8. alargamento das entidades que podem reconhecer assinaturas em documentos e autenticar e traduzir documentos, permitindo que tanto os notários comos os advogados, OS SOLICITADORES, as câmaras de comércio e indústria e as conservatórias possam fazê-lo (cfr. artigo 38º do D.L. 76-A/2006, de 29/03;
9. alteração do regime dos custos da prática de actos da vida das empresas, criando condições para a sua redução e permitindo, designadamente, que as taxas e emolumentos cobrados nas conservatórias do registo comercial se tornem mais claros e apreensíveis para o utente, passando a incluir, num valor único e fixo de registo, os montantes antes cobrados avulsamente, como os emolumentos pessoais, as certidões, as publicações e as inscrições subsequentes no ficheiro central de pessoas colectivas;
10. eliminação da competência territorial das conservatórias do registo comercial a partir de 1 de Janeiro de 2007, de acordo com o disposto no artigo 43º do Diploma em apreço, passando a ser possível, de acordo com o respectivo preâmbulo, que qualquer cidadão ou empresa possa praticar qualquer acto de registo comercial em qualquer conservatória do registo comercial do território nacional, independentemente da conservatória da sede da sociedade em causa.

RELATIVAMENTE À DISSOLUÇÃO E À LIQUIDAÇÃO DE ENTIDADES COMERCIAIS é aprovado o REGIME JURÍDICO DOS PROCEDIMENTOS ADMINISTRATIVOS DE DISSOLUÇÃO E DE LIQUIDAÇÃO DE ENTIDADES COMERCIAIS, no qual se promove:
1. a criação de um procedimento especial de extinção imediata de entidades comerciais, através da modalidade “dissolução e liquidação na hora”, que visa permitir que as sociedades comerciais se extingam e liquidem imediatamente, num atendimento presencial único, nas conservatórias do registo comercial, verificados determinados pressupostos;
2. a criação de procedimentos administrativos de dissolução e de liquidação de entidades comerciais da competência das conservatórias que consagra, designadamente, causas oficiosas de dissolução e liquidação por iniciativa do Estado, quando existam indicadores objectivos de que a entidade em causa não tem actividade efectiva embora permaneça juridicamente existente.

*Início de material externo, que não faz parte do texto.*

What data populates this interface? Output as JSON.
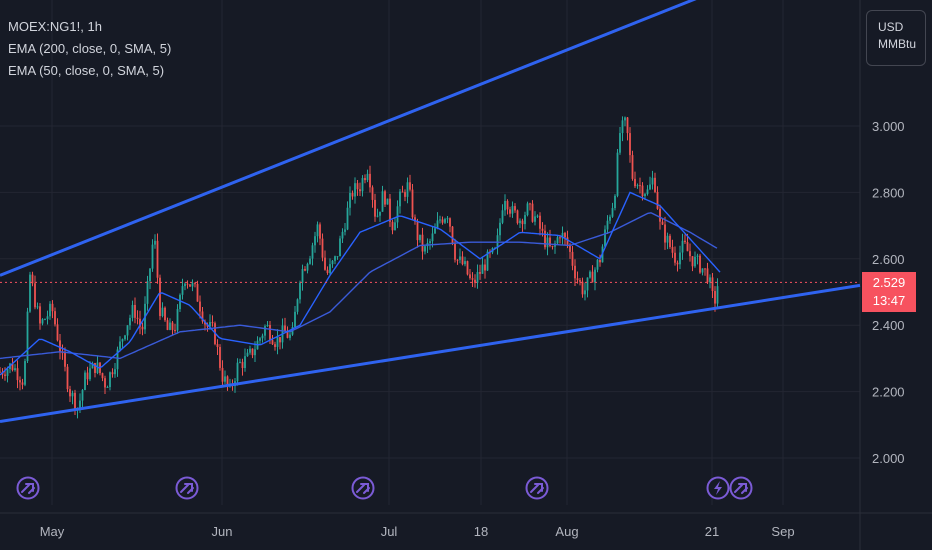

RELATIVAMENTE ÀS ALTERAÇÕES EFECTUADAS AOS MODELOS DE GOVERNO DAS SOCIEDADES ANÓNIMAS, REALÇA -SE A SEGUINTE:
· Possibilidade de a estrutura da administração e da fiscalização ser estruturada segundo uma de três modalidades (cfr. artigo 278º do C. S. Comerciais):
a) Conselho de Administração e conselho fiscal;
b) Conselho de Administração, compreendendo uma comissão de auditoria, e revisor oficial de contas;
c) Conselho de Administração executivo, conselho geral e de supervisão e revisor oficial de contas.

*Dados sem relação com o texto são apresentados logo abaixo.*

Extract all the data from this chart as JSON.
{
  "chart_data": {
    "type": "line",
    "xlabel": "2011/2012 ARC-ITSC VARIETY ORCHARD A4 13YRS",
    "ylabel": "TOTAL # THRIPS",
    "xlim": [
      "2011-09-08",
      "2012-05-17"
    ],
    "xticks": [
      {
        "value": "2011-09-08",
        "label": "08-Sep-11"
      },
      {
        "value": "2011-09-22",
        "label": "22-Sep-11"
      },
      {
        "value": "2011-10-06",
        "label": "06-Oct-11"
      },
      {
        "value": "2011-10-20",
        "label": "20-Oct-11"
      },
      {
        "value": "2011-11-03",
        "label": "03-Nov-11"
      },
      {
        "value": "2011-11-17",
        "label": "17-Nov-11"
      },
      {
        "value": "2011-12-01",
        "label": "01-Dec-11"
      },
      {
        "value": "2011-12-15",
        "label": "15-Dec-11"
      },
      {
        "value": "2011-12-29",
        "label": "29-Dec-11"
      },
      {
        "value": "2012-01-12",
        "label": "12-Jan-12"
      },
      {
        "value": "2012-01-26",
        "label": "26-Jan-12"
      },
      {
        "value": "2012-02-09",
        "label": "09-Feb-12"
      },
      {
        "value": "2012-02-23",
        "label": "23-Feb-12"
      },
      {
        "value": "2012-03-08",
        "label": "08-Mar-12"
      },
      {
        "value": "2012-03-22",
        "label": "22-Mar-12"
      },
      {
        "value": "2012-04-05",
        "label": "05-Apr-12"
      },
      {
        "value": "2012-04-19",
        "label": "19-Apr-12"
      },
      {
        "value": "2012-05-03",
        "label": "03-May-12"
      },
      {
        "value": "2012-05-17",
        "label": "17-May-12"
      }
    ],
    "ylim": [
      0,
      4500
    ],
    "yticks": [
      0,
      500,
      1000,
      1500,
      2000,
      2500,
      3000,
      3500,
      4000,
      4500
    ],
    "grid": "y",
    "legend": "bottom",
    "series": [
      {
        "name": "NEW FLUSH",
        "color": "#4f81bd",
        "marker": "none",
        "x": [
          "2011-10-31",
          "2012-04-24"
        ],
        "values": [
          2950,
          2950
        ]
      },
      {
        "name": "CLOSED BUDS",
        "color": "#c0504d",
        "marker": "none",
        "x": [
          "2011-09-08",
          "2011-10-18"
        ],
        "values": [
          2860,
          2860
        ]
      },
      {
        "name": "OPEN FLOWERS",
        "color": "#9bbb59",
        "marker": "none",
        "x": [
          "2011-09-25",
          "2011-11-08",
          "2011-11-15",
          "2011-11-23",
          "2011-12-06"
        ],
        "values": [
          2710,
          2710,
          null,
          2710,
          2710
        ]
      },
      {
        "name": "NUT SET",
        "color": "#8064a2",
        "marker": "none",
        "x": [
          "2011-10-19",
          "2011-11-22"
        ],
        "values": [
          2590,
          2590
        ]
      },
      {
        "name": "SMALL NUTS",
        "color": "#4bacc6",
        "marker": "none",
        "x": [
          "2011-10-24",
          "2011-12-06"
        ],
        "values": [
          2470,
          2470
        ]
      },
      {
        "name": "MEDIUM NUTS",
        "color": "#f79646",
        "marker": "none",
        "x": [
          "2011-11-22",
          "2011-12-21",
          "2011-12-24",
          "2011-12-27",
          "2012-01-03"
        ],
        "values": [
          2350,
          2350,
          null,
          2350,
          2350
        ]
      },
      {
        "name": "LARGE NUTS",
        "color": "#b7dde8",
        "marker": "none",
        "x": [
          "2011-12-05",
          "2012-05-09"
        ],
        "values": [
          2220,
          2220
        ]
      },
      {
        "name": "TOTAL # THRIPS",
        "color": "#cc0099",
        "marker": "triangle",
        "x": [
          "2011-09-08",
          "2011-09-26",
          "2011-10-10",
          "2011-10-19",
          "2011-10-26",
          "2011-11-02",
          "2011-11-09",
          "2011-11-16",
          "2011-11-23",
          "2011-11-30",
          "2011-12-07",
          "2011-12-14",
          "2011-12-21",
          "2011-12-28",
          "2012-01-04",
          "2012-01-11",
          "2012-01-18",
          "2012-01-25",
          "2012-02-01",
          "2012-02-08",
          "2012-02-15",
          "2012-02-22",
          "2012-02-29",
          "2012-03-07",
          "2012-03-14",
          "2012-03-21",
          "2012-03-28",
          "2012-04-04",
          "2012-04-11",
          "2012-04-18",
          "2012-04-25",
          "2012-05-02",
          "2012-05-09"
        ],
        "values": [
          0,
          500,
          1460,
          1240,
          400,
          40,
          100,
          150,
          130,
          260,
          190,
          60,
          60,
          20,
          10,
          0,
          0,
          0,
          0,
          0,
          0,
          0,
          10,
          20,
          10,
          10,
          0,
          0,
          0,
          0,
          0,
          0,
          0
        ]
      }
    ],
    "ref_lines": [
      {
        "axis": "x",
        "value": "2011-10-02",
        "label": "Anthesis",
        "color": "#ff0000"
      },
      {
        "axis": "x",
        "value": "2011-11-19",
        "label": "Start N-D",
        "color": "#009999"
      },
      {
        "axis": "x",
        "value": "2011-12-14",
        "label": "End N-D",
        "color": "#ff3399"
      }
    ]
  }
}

Assim, de acordo com o artigo 63ºdo referido Diploma, às sociedades constituídas ANTES DA DATA DE ENTRADA EM VIGOR DO PRESENTE DECRETO-LEI e que não procedam, no prazo de UM ANO a contar daquela data, à alteração dos respectivos estatutos em matéria de administração e fiscalização, aplicam-se as seguintes regras:
1. nas sociedades estruturadas segundo a modalidade de conselho de administração e conselho fiscal, é adoptada a modalidade de conselho de administração e conselho fiscal, nos termos estabelecidos pela redacção do presente o diploma;
2. nas sociedades estruturadas segundo a modalidade de direcção, conselho geral e revisor oficial de contas, é adoptada a modalidade de Conselho de administração executivo, conselho geral e de supervisão e revisor oficial de contas, nos termos estabelecidos no diploma em apreço.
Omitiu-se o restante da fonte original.